Selon le professeur, il semble plus probable que les chercheurs utilisent des techniques d’édition génétique par le procédé CRISPR-Cas9, à savoir transformer une espèce contemporaine en une espèce proche disparue. L’entreprise américaine Colossal Laboratories & Biosciences, déterminée à ressusciter des animaux comme le thylacine, un marsupial australien disparu au début du XXe siècle, et le mammouth, est convaincue qu’elle y arrivera. «Des chercheurs tentent de créer une chimère (organisme formé de constituants génétiques provenant d’espèces différentes, ndlr) à base d’éléphant d’Asie et de gènes de mammouth insérés par-ci par-là, car on connaît le génome complet de Mammuthus primigenius. Il s’agirait de prendre le gène qui code pour les longs poils, celui qui permet de résister au froid, etc. On intégrerait ces gènes comme on le fait sur un OGM. Et c’est aussi l’éléphante d’Asie qui porterait cette chimère.»

Est-ce bien raisonnable?

«Au début, je n’étais pas très fan de la désextinction, admet Nadir Alvarez. Mais en écrivant notre livre avec Lionel Cavin (paléontologue et conservateur du Muséum d’histoire naturelle de Genève), nous avons fini par y trouver des avantages. Me concernant, l’élément le plus valable pour la justifier est qu’une fois déséteints, les grands animaux devraient bénéficier d’un habitat naturel sur de grandes surfaces et par là-même offrir une protection à toutes les espèces vivantes qui partageraient cet endroit.» 

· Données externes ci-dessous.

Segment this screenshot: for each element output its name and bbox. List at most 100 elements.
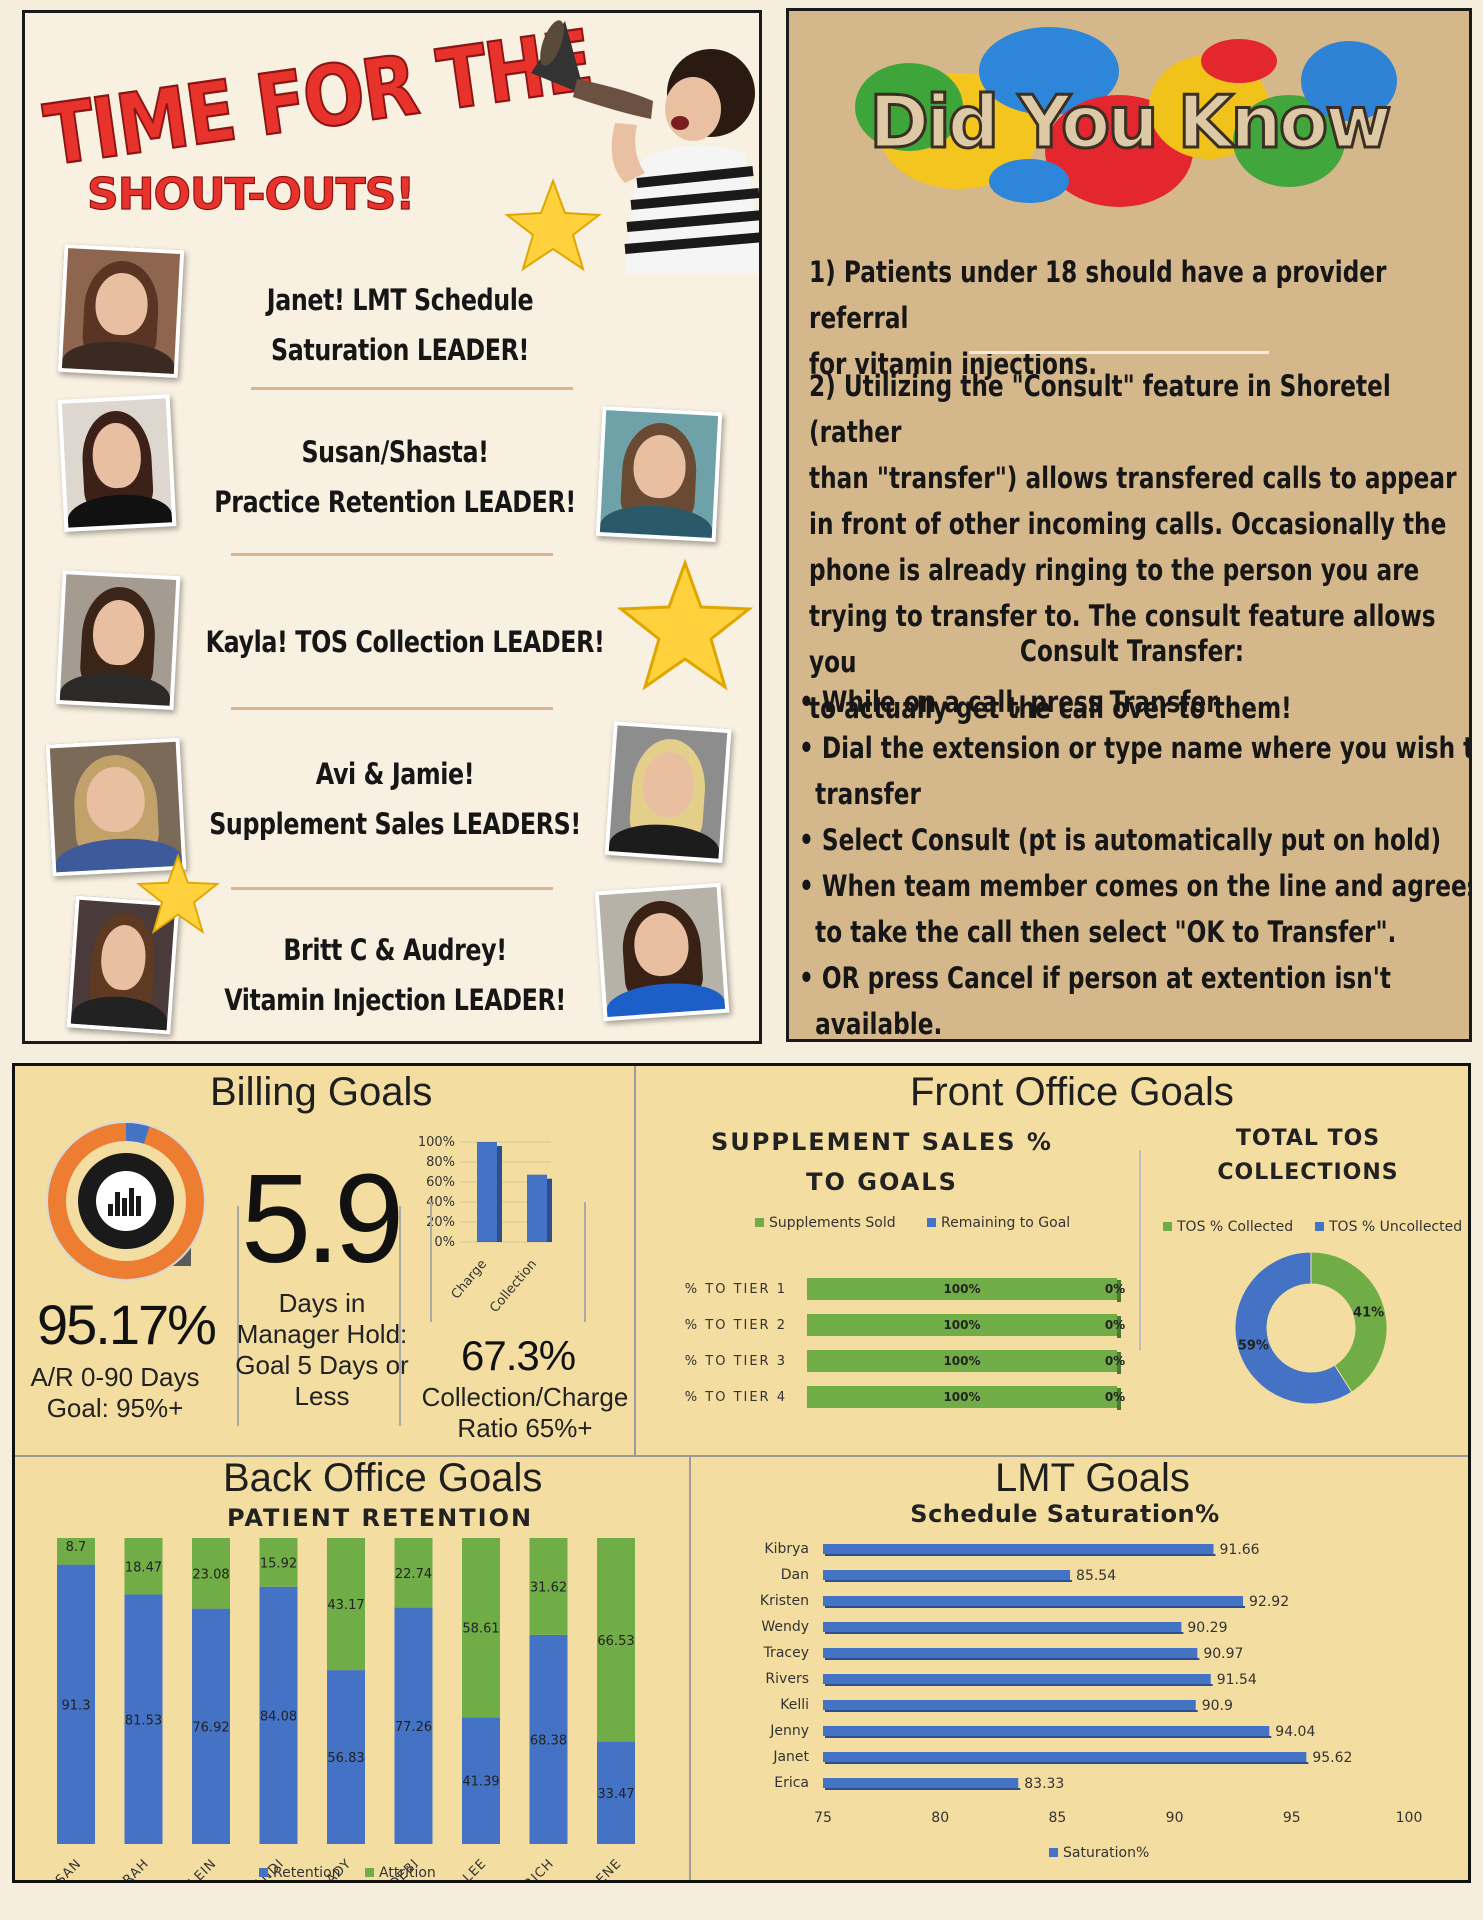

Et de relever que d’après lui, l’action la plus intelligente serait de répartir la charge de conservation de ce qui existe encore, «en ne demandant pas à l’Afrique d’en porter quasi exclusivement le fardeau», et de réensauvager massivement de vastes territoires en Europe, en recréant toute la chaîne alimentaire, y compris avec des superprédateurs. «Un peu à la manière du programme Rewilding Europe, une organisation à but non lucratif qui achète des terrains pour former d’immenses zones exemptes de chasse et de toute gestion humaine. La Terre possède encore une mégafaune herbivore, de gros félins et de gros canidés. Si on arrivait à leur réserver des lieux adéquats, on préserverait énormément d’autres animaux.»

Faire revivre des espèces disparues? Par Lionel Cavin, Nadir Alvarez. Éditions Favre (2022), 198 p.